The Data Mining Division was a high tech marvel of efficiency and high speed computing.  It blazed through thousands of pages of public records and newspaper obituaries and collated the relevant information to identify the most motivated prospects.  That information instantly appeared on the monitors of the Marketing and Sales Division.  The Operations Division handled the routine day-to-day details of reverse mortgage payments, real estate transactions and sales, and contractual arrangements with assisted living facilities.  All of it was highly automated to eliminate expensive personnel.  The Finance and Investments Division put the hugely positive cash flow to work.

The Finance and Investments Division was essentially a highly leveraged hedge fund investing in risky but potentially very lucrative sectors.  Assets with market momentum.  Commodities including oil and gas, minerals and metals, and others.  Real estate in hot markets.  Equities in China, India and other developing countries.

American Senior Security was a closely held private corporation.  Its shares were not publicly traded or listed on any exchange.  Therefore, no pesky filings with the Securities and Exchange Commission were required.  The shares were not owned by a private individual, however, but by another privately owned company.  A holding company registered in the Cayman Islands.    

Certain state statutes and regulations did apply even to privately held insurance companies like American Senior Security, however.  Insurance companies were, for the most part, limited to stodgy and conservative investments.  After all, the bulk of their funds were essentially being held in trust for the benefit of the policyholders.  The purpose of these one hundred year old laws was simply to insure that the money would be there to pay the eventual claims. 

But American Senior Security was a new breed.  A hybrid - an insurance company mated with a financial services company.  Neither fish nor fowl.  The ambiguity allowed the legal department to take the position that it was exempt from these limitations.  It didn’t matter that it was almost certainly incorrect - with appeals the issue would take years to be resolved.  In the meantime, there was a fortune to be made.

Marc entered his office and strode over to the floor to ceiling windows.  Tampa Bay was a brilliant blue and cars scurried across the distant causeway.
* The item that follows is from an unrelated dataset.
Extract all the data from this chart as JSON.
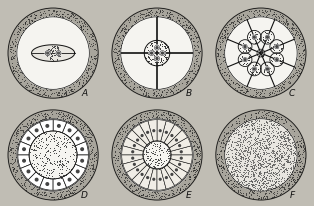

He enjoyed looking down on the rest of the world.  All it took was money.  And money brought power.  Money and power.  It’s what he always wanted.  It’s all that mattered.  Everything else was its byproduct. 
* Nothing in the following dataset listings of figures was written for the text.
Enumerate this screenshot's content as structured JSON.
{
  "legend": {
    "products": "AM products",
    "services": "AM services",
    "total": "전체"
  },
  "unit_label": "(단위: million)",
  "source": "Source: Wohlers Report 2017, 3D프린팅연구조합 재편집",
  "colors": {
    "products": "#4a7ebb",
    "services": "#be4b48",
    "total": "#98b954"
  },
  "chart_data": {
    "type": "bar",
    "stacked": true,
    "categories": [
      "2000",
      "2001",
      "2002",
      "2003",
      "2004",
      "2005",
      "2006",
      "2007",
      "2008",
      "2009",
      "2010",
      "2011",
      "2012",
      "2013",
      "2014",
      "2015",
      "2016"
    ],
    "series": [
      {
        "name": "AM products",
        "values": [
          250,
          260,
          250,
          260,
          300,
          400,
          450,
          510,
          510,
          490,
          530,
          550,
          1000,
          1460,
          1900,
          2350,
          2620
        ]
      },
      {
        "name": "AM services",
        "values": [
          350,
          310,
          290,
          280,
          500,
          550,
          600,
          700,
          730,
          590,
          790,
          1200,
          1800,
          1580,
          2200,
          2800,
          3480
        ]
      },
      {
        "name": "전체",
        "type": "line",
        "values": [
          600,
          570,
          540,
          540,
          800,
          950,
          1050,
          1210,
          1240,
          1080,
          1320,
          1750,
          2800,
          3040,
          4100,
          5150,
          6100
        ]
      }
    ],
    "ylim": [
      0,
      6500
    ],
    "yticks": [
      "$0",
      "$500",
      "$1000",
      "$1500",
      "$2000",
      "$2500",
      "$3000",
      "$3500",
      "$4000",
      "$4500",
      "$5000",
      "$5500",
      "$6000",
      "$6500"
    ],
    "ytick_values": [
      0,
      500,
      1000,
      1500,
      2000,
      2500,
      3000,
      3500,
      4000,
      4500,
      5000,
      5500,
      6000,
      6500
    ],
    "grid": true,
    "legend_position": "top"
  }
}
He wondered what his mother thought of him now.  She had always wanted money and power, but not for its own sake.  She wanted it for the envy it induced in others.  Screw everyone else.  Marc Mason thought his mother was pitiful, and his sisters as well.  They had both married morons and were busy spitting out whining, sniveling brats in a vain attempt to fill the empty holes in their pitiful lives.  And then there was his father.  When it came to pitiful, James Marcus Mason, III, took the cake.

Marc Mason knew his father didn’t want money and power.  He wanted respect.  Respect of his wisdom.  Respect of his integrity.  Respect of his character.  He was pitiful and an idiot.  Now his father’s friends and associates wanted to invest.  They wanted to get on the “M” train.  And yes, he would take their money.